Le projet est autant excitant qu’il paraît risqué : laisser carte blanche à dix-huit réalisateurs internationaux pour filmer en cinq minutes chacun un court métrage ayant pour sujet une rencontre amoureuse dans un quartier de Paris. Paris je t’aime parvient en deux heures à offrir une suite de variations sur un thème loin d’être neuf mais qui, livré à des réalisateurs et des acteurs de talent, vogue brillamment entre poésie et réalisme, lyrisme et humour.

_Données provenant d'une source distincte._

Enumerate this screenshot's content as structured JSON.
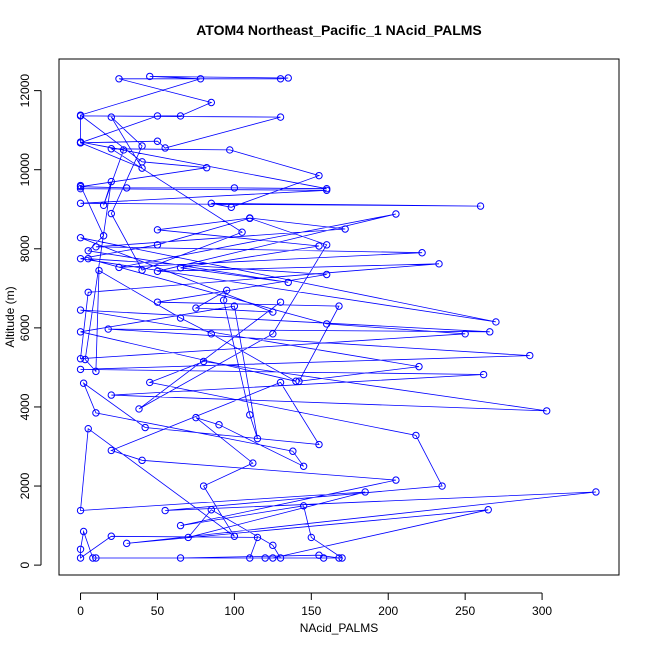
{
  "chart_data": {
    "type": "line",
    "title": "ATOM4 Northeast_Pacific_1 NAcid_PALMS",
    "xlabel": "NAcid_PALMS",
    "ylabel": "Altitude (m)",
    "xlim": [
      -14,
      350
    ],
    "ylim": [
      -250,
      12800
    ],
    "xticks": [
      0,
      50,
      100,
      150,
      200,
      250,
      300
    ],
    "yticks": [
      0,
      2000,
      4000,
      6000,
      8000,
      10000,
      12000
    ],
    "grid": false,
    "legend": "none",
    "marker": "open-circle",
    "color": "#0000ff",
    "series": [
      {
        "points": [
          [
            120,
            180
          ],
          [
            10,
            180
          ],
          [
            168,
            180
          ],
          [
            155,
            250
          ],
          [
            65,
            180
          ],
          [
            8,
            180
          ],
          [
            2,
            850
          ],
          [
            0,
            400
          ],
          [
            0,
            180
          ],
          [
            20,
            730
          ],
          [
            115,
            700
          ],
          [
            110,
            180
          ],
          [
            130,
            180
          ],
          [
            125,
            500
          ],
          [
            85,
            1400
          ],
          [
            70,
            700
          ],
          [
            185,
            1850
          ],
          [
            0,
            1380
          ],
          [
            5,
            3450
          ],
          [
            100,
            730
          ],
          [
            80,
            2000
          ],
          [
            112,
            2580
          ],
          [
            75,
            3730
          ],
          [
            90,
            3550
          ],
          [
            145,
            2500
          ],
          [
            138,
            2880
          ],
          [
            10,
            3850
          ],
          [
            2,
            4600
          ],
          [
            42,
            3480
          ],
          [
            155,
            3050
          ],
          [
            130,
            4620
          ],
          [
            20,
            2900
          ],
          [
            40,
            2650
          ],
          [
            205,
            2150
          ],
          [
            65,
            1000
          ],
          [
            145,
            1500
          ],
          [
            150,
            700
          ],
          [
            170,
            180
          ],
          [
            158,
            180
          ],
          [
            125,
            180
          ],
          [
            265,
            1400
          ],
          [
            30,
            550
          ],
          [
            335,
            1850
          ],
          [
            55,
            1380
          ],
          [
            235,
            2000
          ],
          [
            218,
            3280
          ],
          [
            45,
            4620
          ],
          [
            80,
            5150
          ],
          [
            303,
            3900
          ],
          [
            20,
            4300
          ],
          [
            262,
            4820
          ],
          [
            0,
            4950
          ],
          [
            292,
            5300
          ],
          [
            18,
            5970
          ],
          [
            266,
            5900
          ],
          [
            0,
            6450
          ],
          [
            220,
            5020
          ],
          [
            142,
            4650
          ],
          [
            168,
            6550
          ],
          [
            50,
            6650
          ],
          [
            160,
            7350
          ],
          [
            5,
            7750
          ],
          [
            160,
            6100
          ],
          [
            250,
            5850
          ],
          [
            0,
            5220
          ],
          [
            5,
            6900
          ],
          [
            233,
            7620
          ],
          [
            50,
            7430
          ],
          [
            205,
            8880
          ],
          [
            25,
            7530
          ],
          [
            222,
            7900
          ],
          [
            10,
            8050
          ],
          [
            172,
            8500
          ],
          [
            110,
            8780
          ],
          [
            50,
            8480
          ],
          [
            155,
            8070
          ],
          [
            65,
            7520
          ],
          [
            135,
            7150
          ],
          [
            5,
            7950
          ],
          [
            15,
            8330
          ],
          [
            0,
            9600
          ],
          [
            0,
            9520
          ],
          [
            160,
            9480
          ],
          [
            0,
            9150
          ],
          [
            260,
            9080
          ],
          [
            85,
            9150
          ],
          [
            98,
            9050
          ],
          [
            155,
            9850
          ],
          [
            97,
            10500
          ],
          [
            20,
            10530
          ],
          [
            105,
            8420
          ],
          [
            40,
            7460
          ],
          [
            20,
            8890
          ],
          [
            40,
            10600
          ],
          [
            20,
            11330
          ],
          [
            40,
            10040
          ],
          [
            0,
            10680
          ],
          [
            50,
            10720
          ],
          [
            55,
            10550
          ],
          [
            130,
            11330
          ],
          [
            0,
            11360
          ],
          [
            0,
            10680
          ],
          [
            50,
            11360
          ],
          [
            65,
            11360
          ],
          [
            85,
            11700
          ],
          [
            25,
            12300
          ],
          [
            130,
            12300
          ],
          [
            135,
            12320
          ],
          [
            45,
            12360
          ],
          [
            78,
            12300
          ],
          [
            0,
            11380
          ],
          [
            40,
            10200
          ],
          [
            82,
            10050
          ],
          [
            0,
            9570
          ],
          [
            30,
            9540
          ],
          [
            100,
            9540
          ],
          [
            160,
            9520
          ],
          [
            0,
            10700
          ],
          [
            28,
            10500
          ],
          [
            15,
            9100
          ],
          [
            20,
            9700
          ],
          [
            3,
            5200
          ],
          [
            10,
            4900
          ],
          [
            12,
            7450
          ],
          [
            65,
            6250
          ],
          [
            85,
            5850
          ],
          [
            140,
            4650
          ],
          [
            0,
            5900
          ],
          [
            100,
            6550
          ],
          [
            115,
            3200
          ],
          [
            110,
            3800
          ],
          [
            93,
            6700
          ],
          [
            95,
            6950
          ],
          [
            75,
            6500
          ],
          [
            125,
            6400
          ],
          [
            0,
            8280
          ],
          [
            270,
            6150
          ],
          [
            0,
            7750
          ],
          [
            50,
            8100
          ],
          [
            110,
            8770
          ],
          [
            160,
            8100
          ],
          [
            125,
            5850
          ],
          [
            38,
            3950
          ],
          [
            130,
            6650
          ]
        ]
      }
    ]
  }
}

Paris je t’aime est une balade désordonnée du Montmartre de Bruno Podalydès (notamment réalisateur des adaptations au cinéma de Rouletabille) au Quartier latin vu par Gérard Depardieu, du Marais de Gus Van Sant (Elephant) aux Tuileries des frères Cohen (Fargo). Jamais les réalisateurs ne s’attardent sur la ville elle-même, ses clichés, ses monuments. On est très loin de la carte postale. Paris je t’aime parle bien plus des Parisiens, de toujours ou d’un jour, et des sentiments que la ville leur procure.

Totalement libres dans leur interprétation du mot «amour», les réalisateurs ont abordé le mot sous tous ses sens. Paris je t’aime parle de relations de couple avant tout, certes, mais pas toujours sous un angle romantique, souvent triste. On y parle de divorce, de mort, de solitude et même d’impuissance. L’amour c’est aussi ici les relations filiales, les non-dits et le désir, que le Canadien Vincenzo Natali (Cube) a même choisi d’illustrer via le fantastique et une rencontre particulièrement sanglante…

FestilamaPour interpréter les personnages de ces histoires, rarement casting plus éblouissant aura vu le jour : Juliette Binoche rencontre Willem Dafoe et Nick Nolte Ludivine Sagnier ; Fanny Ardant fait face à Bob Hoskins, Miranda Richardson à Sergio Castellitto, Ben Gazzara à Gena Rowlands et à Gérard Depardieu, sans oublier Steve Buscemi, Marianne Faithfull, Barbet Schroeder, Elijah Wood, et beaucoup d’autres…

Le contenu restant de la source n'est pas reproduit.